Bir parça Birhot aşahar olarak adlandırılan bölüme bakalım: her sabah söylediğimiz on beş berahadan müteşekkil olan bu bölüm “anoten lasehvi bina leavhin ben yom uven layla – horoza gece ile gündüz arasındaki farkı algılayacak anlayış veren” berahasıdır. Gündüz ile gece arasındaki farkı anlayabilmek için horoz olmaya gerek yoktur. Herkes bunu algılayabilecek kapasitededir. Hele bunun için beraha söylemenin anlamı ne olabilir? Gecenin bitimi ile gündüzün başlangıcı arasında ince bir zaman dilimi vardır. Buna tanın ağardığı zaman denir. Kişi dışarıya baktığı zaman havada bir değişiklik göremez. Ama bunu sadece horoz fark edebilir. Daha da ilginç olanı her gün bu saat değişmesine rağmen horoz bir yanılgıya düşmez. Hatta o horoz bir başka şehre dahi götürseniz o şehrin tan ağarma zamanını sizlere söyler. İşte bu gerçekten Tanrı’nın büyüklüğünün görüldüğü sayısız olaylardan sadece bir tanesidir. Burada ilginç bir noktaya bakalım. Eğer horoz gece ve gündüz arasındaki o kısa zamanı algılayabiliyorsa neden bunu sadece gündüz haber verir. Gündüzden geceye de geçişi haber vermesi beklenir. Horoz bunu yapmaz. Çünkü gece insanın inaktif olduğu zamandır. Horoz akıllıca davranır ve inaktif zamana geçişi haber vermez. Aksine sabah bu geçişi haber vererek daha aktif olmamızı sağlar. Uykudan uyanmanın, Tefila yapmanın, mitsva yapmak için çaba göstermenin zamanının geldiğini bizlere bildirir.

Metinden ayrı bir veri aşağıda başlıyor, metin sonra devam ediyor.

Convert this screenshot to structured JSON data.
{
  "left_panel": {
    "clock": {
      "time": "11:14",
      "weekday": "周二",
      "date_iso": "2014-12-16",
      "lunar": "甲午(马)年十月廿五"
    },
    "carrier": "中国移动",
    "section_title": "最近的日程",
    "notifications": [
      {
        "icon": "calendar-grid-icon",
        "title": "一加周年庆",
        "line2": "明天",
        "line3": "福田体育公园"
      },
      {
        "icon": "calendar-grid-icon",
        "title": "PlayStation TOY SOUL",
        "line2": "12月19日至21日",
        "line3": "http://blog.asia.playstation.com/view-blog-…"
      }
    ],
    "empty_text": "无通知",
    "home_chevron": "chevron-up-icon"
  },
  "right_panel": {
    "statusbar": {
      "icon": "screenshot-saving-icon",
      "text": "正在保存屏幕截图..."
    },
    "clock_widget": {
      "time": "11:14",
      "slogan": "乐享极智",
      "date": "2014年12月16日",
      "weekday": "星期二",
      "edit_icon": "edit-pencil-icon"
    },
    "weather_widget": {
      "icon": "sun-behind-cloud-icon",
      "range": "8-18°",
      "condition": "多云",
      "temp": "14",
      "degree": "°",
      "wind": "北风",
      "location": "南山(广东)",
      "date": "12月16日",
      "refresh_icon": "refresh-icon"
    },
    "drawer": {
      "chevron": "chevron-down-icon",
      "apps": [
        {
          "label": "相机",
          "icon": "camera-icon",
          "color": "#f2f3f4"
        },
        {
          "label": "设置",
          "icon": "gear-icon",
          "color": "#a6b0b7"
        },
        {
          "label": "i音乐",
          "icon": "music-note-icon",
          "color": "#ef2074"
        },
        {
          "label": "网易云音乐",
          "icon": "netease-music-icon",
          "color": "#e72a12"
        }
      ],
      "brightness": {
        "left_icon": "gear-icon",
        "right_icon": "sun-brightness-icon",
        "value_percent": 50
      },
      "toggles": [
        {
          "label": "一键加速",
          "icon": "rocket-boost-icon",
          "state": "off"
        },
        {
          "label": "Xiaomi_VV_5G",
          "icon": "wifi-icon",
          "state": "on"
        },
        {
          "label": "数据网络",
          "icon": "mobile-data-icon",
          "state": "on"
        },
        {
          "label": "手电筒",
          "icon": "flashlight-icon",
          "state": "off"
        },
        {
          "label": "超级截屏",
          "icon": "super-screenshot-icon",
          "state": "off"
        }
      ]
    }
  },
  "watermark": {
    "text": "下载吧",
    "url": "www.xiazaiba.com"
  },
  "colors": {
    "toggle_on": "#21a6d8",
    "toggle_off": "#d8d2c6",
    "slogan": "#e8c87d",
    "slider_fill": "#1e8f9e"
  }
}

Şulhan Aruh üzerine yaptığı açıklamalarla tanınan Rav Magen Avraam Baruh Şeamar ile Yiştabah arasının yarım saatte söylenmesi gerektiğini öğretir. Çünkü bu sırada ağızdan çıkan her sözüm adeta incilerin sayılması kadar değerli olduğunu bildirir. Hiçbir eğitimi, bilinci olmayan bir horoz bile bu önemli anı kaçırmıyor ve bu mucizeyi bizlere her gün yaşatıyorsa neden Tefila’yı aceleye getirmek sureti ile elimizdeki incilerin değerini azaltalım.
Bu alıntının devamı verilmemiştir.